Particles, aerosols, corrosion debris, and liquid droplets can interfere with sample transport and damage sensitive analytical components. Filtration helps protect both the analyser and the measurement quality.
A contaminated sample path is a frequent source of hidden reliability problems.
Contamination is broader than particles
Contamination control includes not only particulate removal but also managing liquids, compressor oils, rust, condensed heavy ends, and residues from previous process conditions or maintenance activity.
A filter alone cannot solve every contamination mechanism.
What happens when contamination builds
Typical effects include restricted flow, unstable pressure, altered response time, valve wear, detector drift, and calibration instability. In severe cases, contamination changes the composition actually reaching the analyser.
The measured problem may therefore be mechanical, chemical, or both.
Good filtration practice
Effective filtration uses the right filter type, suitable placement, maintainable access, and inspection intervals based on real contamination risk rather than fixed habit alone.

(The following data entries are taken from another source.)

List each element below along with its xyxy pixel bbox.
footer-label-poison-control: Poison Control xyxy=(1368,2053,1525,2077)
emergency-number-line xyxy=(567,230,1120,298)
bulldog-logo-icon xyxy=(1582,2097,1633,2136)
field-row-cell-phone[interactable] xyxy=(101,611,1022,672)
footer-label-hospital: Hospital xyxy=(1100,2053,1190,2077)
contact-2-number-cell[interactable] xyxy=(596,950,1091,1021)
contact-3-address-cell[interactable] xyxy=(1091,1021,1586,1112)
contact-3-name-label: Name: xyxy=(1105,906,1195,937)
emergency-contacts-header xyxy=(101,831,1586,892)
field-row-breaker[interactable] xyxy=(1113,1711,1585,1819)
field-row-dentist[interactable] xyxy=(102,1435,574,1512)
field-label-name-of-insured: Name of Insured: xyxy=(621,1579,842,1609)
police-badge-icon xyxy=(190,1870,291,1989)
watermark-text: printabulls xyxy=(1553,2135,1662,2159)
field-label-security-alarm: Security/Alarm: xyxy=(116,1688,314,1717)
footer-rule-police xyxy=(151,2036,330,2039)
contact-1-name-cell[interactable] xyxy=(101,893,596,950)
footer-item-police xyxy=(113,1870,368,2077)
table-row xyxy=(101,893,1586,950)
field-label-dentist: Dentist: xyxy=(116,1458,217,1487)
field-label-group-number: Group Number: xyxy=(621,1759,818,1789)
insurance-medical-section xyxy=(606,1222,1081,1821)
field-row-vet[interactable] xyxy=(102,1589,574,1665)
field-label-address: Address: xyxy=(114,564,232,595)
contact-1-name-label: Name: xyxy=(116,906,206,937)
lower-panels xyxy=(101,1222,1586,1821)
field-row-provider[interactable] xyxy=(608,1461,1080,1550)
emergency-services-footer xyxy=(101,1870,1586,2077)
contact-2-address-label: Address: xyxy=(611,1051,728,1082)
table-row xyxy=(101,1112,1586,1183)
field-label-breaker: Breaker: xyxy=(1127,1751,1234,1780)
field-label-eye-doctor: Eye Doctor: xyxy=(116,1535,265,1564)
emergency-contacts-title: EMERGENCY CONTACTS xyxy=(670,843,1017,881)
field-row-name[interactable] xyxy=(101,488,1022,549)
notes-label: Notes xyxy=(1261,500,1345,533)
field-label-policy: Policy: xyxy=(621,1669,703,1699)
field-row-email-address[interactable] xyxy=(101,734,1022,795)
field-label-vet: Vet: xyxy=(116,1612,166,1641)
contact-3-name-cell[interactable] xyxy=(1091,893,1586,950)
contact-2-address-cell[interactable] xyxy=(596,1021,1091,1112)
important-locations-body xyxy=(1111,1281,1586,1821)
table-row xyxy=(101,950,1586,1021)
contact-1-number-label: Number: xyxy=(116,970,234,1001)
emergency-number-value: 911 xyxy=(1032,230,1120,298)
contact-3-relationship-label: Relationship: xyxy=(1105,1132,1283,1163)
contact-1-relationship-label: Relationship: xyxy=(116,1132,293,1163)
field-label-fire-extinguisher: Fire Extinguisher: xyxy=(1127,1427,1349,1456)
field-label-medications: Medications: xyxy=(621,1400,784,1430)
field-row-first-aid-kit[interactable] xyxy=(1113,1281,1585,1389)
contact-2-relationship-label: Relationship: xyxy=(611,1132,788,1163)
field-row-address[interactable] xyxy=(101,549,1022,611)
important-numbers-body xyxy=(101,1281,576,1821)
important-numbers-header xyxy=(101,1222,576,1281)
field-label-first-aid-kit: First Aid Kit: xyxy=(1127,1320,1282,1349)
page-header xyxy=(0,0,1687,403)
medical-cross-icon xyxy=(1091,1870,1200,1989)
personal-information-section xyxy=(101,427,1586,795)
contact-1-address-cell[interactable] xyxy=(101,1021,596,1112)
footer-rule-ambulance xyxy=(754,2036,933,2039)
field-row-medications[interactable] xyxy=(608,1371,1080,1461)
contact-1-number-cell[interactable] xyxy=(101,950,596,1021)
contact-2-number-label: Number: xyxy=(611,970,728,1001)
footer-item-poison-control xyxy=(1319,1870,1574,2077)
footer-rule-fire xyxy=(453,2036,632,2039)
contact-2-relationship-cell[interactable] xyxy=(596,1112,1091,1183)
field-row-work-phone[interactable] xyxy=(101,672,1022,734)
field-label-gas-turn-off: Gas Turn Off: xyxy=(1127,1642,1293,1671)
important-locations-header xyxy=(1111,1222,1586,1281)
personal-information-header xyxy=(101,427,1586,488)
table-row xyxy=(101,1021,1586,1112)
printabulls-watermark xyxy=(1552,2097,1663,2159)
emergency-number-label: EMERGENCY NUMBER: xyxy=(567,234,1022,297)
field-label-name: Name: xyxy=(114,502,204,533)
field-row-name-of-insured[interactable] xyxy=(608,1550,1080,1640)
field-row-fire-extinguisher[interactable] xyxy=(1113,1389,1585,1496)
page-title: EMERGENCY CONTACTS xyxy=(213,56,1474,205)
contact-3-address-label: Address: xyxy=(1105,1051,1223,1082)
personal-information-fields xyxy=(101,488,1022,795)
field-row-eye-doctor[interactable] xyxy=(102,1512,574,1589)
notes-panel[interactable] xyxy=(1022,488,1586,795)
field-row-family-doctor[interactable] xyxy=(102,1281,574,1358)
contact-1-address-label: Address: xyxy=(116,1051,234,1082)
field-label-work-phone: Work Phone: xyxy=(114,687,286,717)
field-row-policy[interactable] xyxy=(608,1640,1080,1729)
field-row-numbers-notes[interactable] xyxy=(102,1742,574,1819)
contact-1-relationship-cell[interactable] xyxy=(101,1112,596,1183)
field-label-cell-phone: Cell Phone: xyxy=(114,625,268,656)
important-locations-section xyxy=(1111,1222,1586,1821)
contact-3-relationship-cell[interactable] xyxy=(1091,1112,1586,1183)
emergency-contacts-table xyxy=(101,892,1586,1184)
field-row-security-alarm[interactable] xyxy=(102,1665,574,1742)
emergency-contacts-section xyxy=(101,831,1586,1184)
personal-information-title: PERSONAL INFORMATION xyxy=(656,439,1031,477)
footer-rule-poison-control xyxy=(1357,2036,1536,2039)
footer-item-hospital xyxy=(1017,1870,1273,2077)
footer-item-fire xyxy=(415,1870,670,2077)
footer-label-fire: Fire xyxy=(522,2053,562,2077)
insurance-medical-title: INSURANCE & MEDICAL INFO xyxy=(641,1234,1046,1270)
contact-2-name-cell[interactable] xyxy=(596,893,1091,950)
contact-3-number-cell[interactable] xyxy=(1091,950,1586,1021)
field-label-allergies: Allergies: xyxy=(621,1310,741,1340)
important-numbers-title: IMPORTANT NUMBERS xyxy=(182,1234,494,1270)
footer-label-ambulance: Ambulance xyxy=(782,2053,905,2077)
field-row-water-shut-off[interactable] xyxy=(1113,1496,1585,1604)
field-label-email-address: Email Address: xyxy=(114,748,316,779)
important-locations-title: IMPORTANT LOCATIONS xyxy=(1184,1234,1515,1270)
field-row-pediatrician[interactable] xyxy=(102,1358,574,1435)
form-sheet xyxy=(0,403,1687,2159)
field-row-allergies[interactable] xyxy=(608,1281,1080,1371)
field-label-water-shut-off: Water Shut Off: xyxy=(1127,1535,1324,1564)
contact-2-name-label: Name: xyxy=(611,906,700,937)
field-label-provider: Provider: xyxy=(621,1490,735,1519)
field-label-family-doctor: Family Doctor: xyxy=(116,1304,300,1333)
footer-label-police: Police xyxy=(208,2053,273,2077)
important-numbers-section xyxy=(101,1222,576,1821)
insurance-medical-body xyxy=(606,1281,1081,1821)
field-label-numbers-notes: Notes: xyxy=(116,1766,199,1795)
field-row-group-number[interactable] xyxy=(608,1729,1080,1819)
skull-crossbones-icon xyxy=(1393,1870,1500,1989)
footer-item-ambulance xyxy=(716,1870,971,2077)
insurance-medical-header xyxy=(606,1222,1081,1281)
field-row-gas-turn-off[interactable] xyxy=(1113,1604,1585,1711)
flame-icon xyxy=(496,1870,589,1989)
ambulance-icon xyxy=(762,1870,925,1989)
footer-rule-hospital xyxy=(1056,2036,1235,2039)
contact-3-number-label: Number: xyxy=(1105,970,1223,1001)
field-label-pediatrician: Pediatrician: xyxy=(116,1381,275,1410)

Bypass and drain design also matter.
A well-placed filter is more valuable than a larger number of poorly placed ones.
What to include in maintenance review
Inspect element condition, pressure drop, evidence of liquids, drain performance, and any repeated contamination pattern. Repeat contamination usually points to a design or upstream process issue, not only a dirty filter.
Maintenance findings should feed back into sample system improvement.